Nicolas Sarkozy a perdu la bataille du triple A, la note souveraine de la France dégradée vendredi d'un cran par l'agence Standard & Poor's, un handicap de plus sur le chemin d'une éventuelle réélection le 6 mai.
Le président français a brandi des mois durant comme un épouvantail le spectre de cette dégradation, qui a permis à la France d'emprunter à relativement bon compte sur les marchés. Il a longtemps fait de sa préservation une ardente obligation.
Mais la perspective de la perte du précieux sésame se confirmant au fil des semaines, les dirigeants français ont changé de ton fin 2011 et se sont attachés à préparer l'opinion en affirmant que ce ne serait pas un cataclysme.
"Je ne sous-estime pas les conséquences que peuvent avoir sur notre économie les agences de notation et les emballements des marchés financiers", déclarait Nicolas Sarkozy dans ses voeux aux Français, le 31 décembre.
"Mais je le dis pour que chacun l'entende : ce ne sont ni les marchés ni les agences qui feront la politique de la France."
Le ministre de l'Economie, François Baroin, a maintenu vendredi soir cette ligne de défense et assuré sur France 2 que la perte du triple A français n'était pas une "catastrophe".
Il a insisté sur le caractère collectif du jugement de S&P, qui concernerait d'autres pays de la zone euro.

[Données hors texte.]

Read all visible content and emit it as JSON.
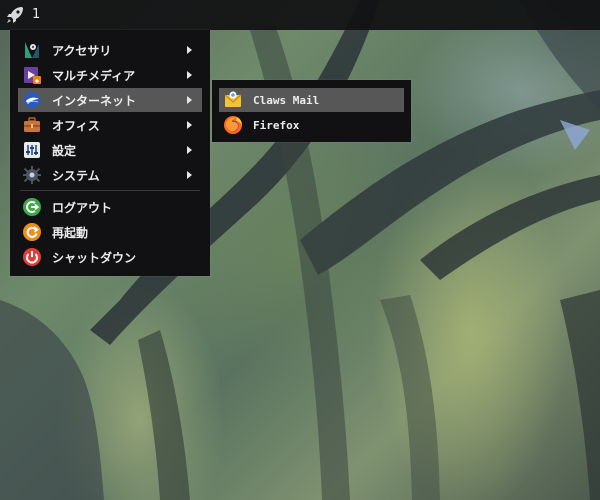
{
  "panel": {
    "launcher_icon": "rocket-icon",
    "workspace_number": "1"
  },
  "main_menu": {
    "items": [
      {
        "label": "アクセサリ",
        "icon": "accessories-icon",
        "has_submenu": true
      },
      {
        "label": "マルチメディア",
        "icon": "multimedia-icon",
        "has_submenu": true
      },
      {
        "label": "インターネット",
        "icon": "internet-icon",
        "has_submenu": true,
        "highlighted": true
      },
      {
        "label": "オフィス",
        "icon": "office-icon",
        "has_submenu": true
      },
      {
        "label": "設定",
        "icon": "settings-icon",
        "has_submenu": true
      },
      {
        "label": "システム",
        "icon": "system-icon",
        "has_submenu": true
      },
      {
        "label": "ログアウト",
        "icon": "logout-icon",
        "has_submenu": false
      },
      {
        "label": "再起動",
        "icon": "restart-icon",
        "has_submenu": false
      },
      {
        "label": "シャットダウン",
        "icon": "shutdown-icon",
        "has_submenu": false
      }
    ]
  },
  "internet_submenu": {
    "items": [
      {
        "label": "Claws Mail",
        "icon": "claws-mail-icon",
        "highlighted": true
      },
      {
        "label": "Firefox",
        "icon": "firefox-icon"
      }
    ]
  },
  "colors": {
    "menu_background": "#111113",
    "highlight": "#575757",
    "panel_background": "#101012",
    "text": "#ececec"
  }
}
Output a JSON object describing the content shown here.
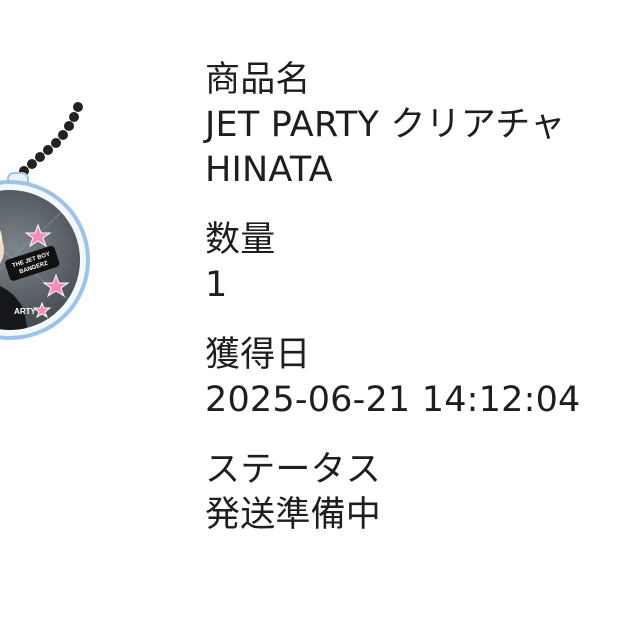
{
  "product": {
    "name_label": "商品名",
    "name_line1": "JET PARTY クリアチャ",
    "name_line2": "HINATA"
  },
  "quantity": {
    "label": "数量",
    "value": "1"
  },
  "acquired": {
    "label": "獲得日",
    "value": "2025-06-21 14:12:04"
  },
  "status": {
    "label": "ステータス",
    "value": "発送準備中"
  },
  "image": {
    "icon": "acrylic-keychain-image",
    "badge_text": "THE JET BOY BANGERZ",
    "footer_text": "ARTY"
  },
  "colors": {
    "background": "#ffffff",
    "text": "#1e1e1e",
    "chain": "#222222",
    "acrylic_ring": "#9dc4e8"
  }
}
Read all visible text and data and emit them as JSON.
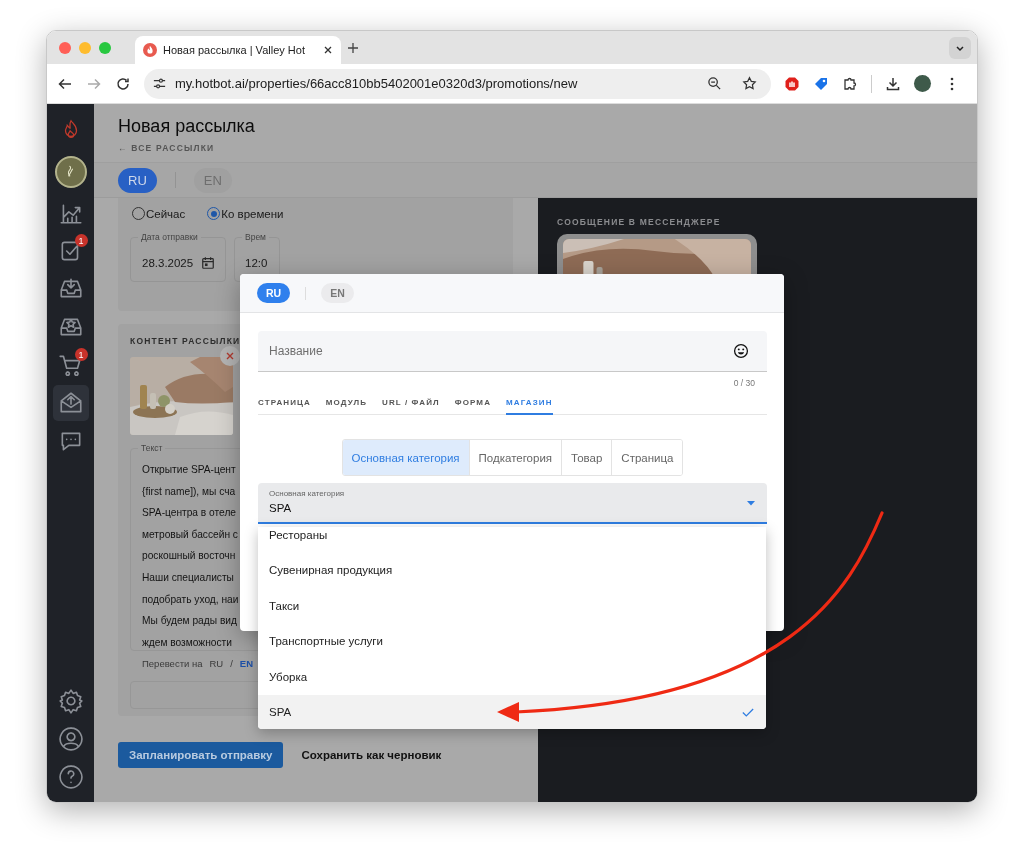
{
  "browser": {
    "tab_title": "Новая рассылка | Valley Hot",
    "url": "my.hotbot.ai/properties/66acc810bb5402001e0320d3/promotions/new"
  },
  "sidebar": {
    "top_items": [
      {
        "kind": "chart",
        "selected": false
      },
      {
        "kind": "tasks",
        "selected": false,
        "badge": "1"
      },
      {
        "kind": "inbox-download",
        "selected": false
      },
      {
        "kind": "inbox-star",
        "selected": false
      },
      {
        "kind": "cart",
        "selected": false,
        "badge": "1"
      },
      {
        "kind": "mail-upload",
        "selected": true
      },
      {
        "kind": "chat",
        "selected": false
      }
    ],
    "bottom_items": [
      {
        "kind": "gear",
        "selected": false
      },
      {
        "kind": "user",
        "selected": false
      },
      {
        "kind": "help",
        "selected": false
      }
    ]
  },
  "page": {
    "title": "Новая рассылка",
    "back_link": "← ВСЕ РАССЫЛКИ",
    "languages": [
      {
        "label": "RU",
        "selected": true
      },
      {
        "label": "EN",
        "selected": false
      }
    ]
  },
  "schedule": {
    "options": [
      {
        "label": "Сейчас",
        "selected": false
      },
      {
        "label": "Ко времени",
        "selected": true
      }
    ],
    "date_field": {
      "label": "Дата отправки",
      "value": "28.3.2025"
    },
    "time_field": {
      "label": "Врем",
      "value": "12:0"
    }
  },
  "content": {
    "heading": "КОНТЕНТ РАССЫЛКИ",
    "text_label": "Текст",
    "text_lines": [
      "Открытие SPA-цент",
      "{first name]), мы сча",
      "SPA-центра в отеле",
      "метровый бассейн с",
      "роскошный восточн",
      "Наши специалисты",
      "подобрать уход, наи",
      "Мы будем рады вид",
      "ждем возможности"
    ],
    "translate": {
      "label": "Перевести на",
      "separator": "/",
      "options": [
        {
          "label": "RU",
          "selected": false
        },
        {
          "label": "EN",
          "selected": true
        }
      ]
    }
  },
  "actions": {
    "primary": "Запланировать отправку",
    "secondary": "Сохранить как черновик"
  },
  "preview": {
    "heading": "СООБЩЕНИЕ В МЕССЕНДЖЕРЕ"
  },
  "modal": {
    "languages": [
      {
        "label": "RU",
        "selected": true
      },
      {
        "label": "EN",
        "selected": false
      }
    ],
    "name_field": {
      "placeholder": "Название",
      "counter": "0 / 30"
    },
    "tabs": [
      {
        "label": "СТРАНИЦА",
        "selected": false
      },
      {
        "label": "МОДУЛЬ",
        "selected": false
      },
      {
        "label": "URL / ФАЙЛ",
        "selected": false
      },
      {
        "label": "ФОРМА",
        "selected": false
      },
      {
        "label": "МАГАЗИН",
        "selected": true
      }
    ],
    "segments": [
      {
        "label": "Основная категория",
        "selected": true
      },
      {
        "label": "Подкатегория",
        "selected": false
      },
      {
        "label": "Товар",
        "selected": false
      },
      {
        "label": "Страница",
        "selected": false
      }
    ],
    "select": {
      "label": "Основная категория",
      "value": "SPA"
    },
    "options": [
      {
        "label": "Рестораны",
        "selected": false
      },
      {
        "label": "Сувенирная продукция",
        "selected": false
      },
      {
        "label": "Такси",
        "selected": false
      },
      {
        "label": "Транспортные услуги",
        "selected": false
      },
      {
        "label": "Уборка",
        "selected": false
      },
      {
        "label": "SPA",
        "selected": true
      }
    ]
  }
}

"Ça ne fait que conforter et confirmer ce que nous souhaitons, c'est-à-dire stabiliser la zone euro dans sa gouvernance", a-t-il déclaré.
Le conseiller spécial de Nicolas Sarkozy, Henri Guaino, avait auparavant dit sur Canal + que la question n'était pas celle de l'économie française mais de la "responsabilité de tous les acteurs de la zone euro".
Le coup est cependant d'autant plus dur que l'Allemagne conserverait la note maximum, consacrant ainsi le décrochage de la France par rapport à son principal partenaire.
CLIMAT ANXIOGÈNE
Sur un plan technique, les marchés financiers avaient déjà largement anticipé la dégradation de la note française, si l'on en juge par l'écart des taux des obligations d'Etat françaises et allemandes sur les marchés, estiment les économistes.
Sur le plan politique, la perte du triple A est un coup porté à l'image de "protecteur des Français" que Nicolas Sarkozy s'efforce de faire passer dans l'opinion.
"Le triple A n'est pas la préoccupation première de tout un chacun et il y a un an on ignorait son existence", souligne le président de l'institut Viavoice, François Miquet-Marty.
"En revanche, ça contribue à un climat général d'inquiétude et de pessimisme sur l'avenir de la France et, au fond, ça joue sur la crédibilité de Nicolas Sarkozy", ajoute-t-il.
Pour cet analyste, il n'est cependant pas certain que cela profite mécaniquement à la gauche et en particulier au candidat socialiste, François Hollande.
Un avis partagé par le politologue Dominique Reynié, pour qui la décision de S&P met en réalité les principaux candidats à la présidentielle en difficulté et risque de favoriser des "candidats populistes" comme celui du Front de gauche, Jean-Luc Mélenchon, ou la présidente du Front national, Marine Le Pen.
Pour lui, Nicolas Sarkozy va certes devoir "s'expliquer sur comment on en est arrivé là", et ses adversaires ne manqueront pas de mettre en cause sa responsabilité.
La dégradation de la note de la France a déclenché un déluge de réactions avant même son officialisation, avec une dominante dans l'opposition : haro sur Nicolas Sarkozy.
Le président et candidat du MoDem, François Bayrou, a ainsi estimé que cette dégradation signait l'échec de la stratégie de Nicolas Sarkozy en substance, "avec moi on garde le triple A avec les autres on le perd."
Mais pour Dominique Reynié, "on sous-estime la façon dont l'ensemble des joueurs sera affecté".
"La perte du triple A va resserrer la possibilité de faire des propositions qui auront pour effet d'accroître les dépenses publiques", explique-t-il.
"La campagne présidentielle sera placée sous le signe de la rigueur."
"François Hollande devra faire une campagne de gauche dans une France plus que jamais sous surveillance, un exercice très compliqué alors qu'il est déjà très prudent, avec sur sa gauche Jean-Luc Mélenchon, que ça n'arrêtera pas", ajoute-t-il.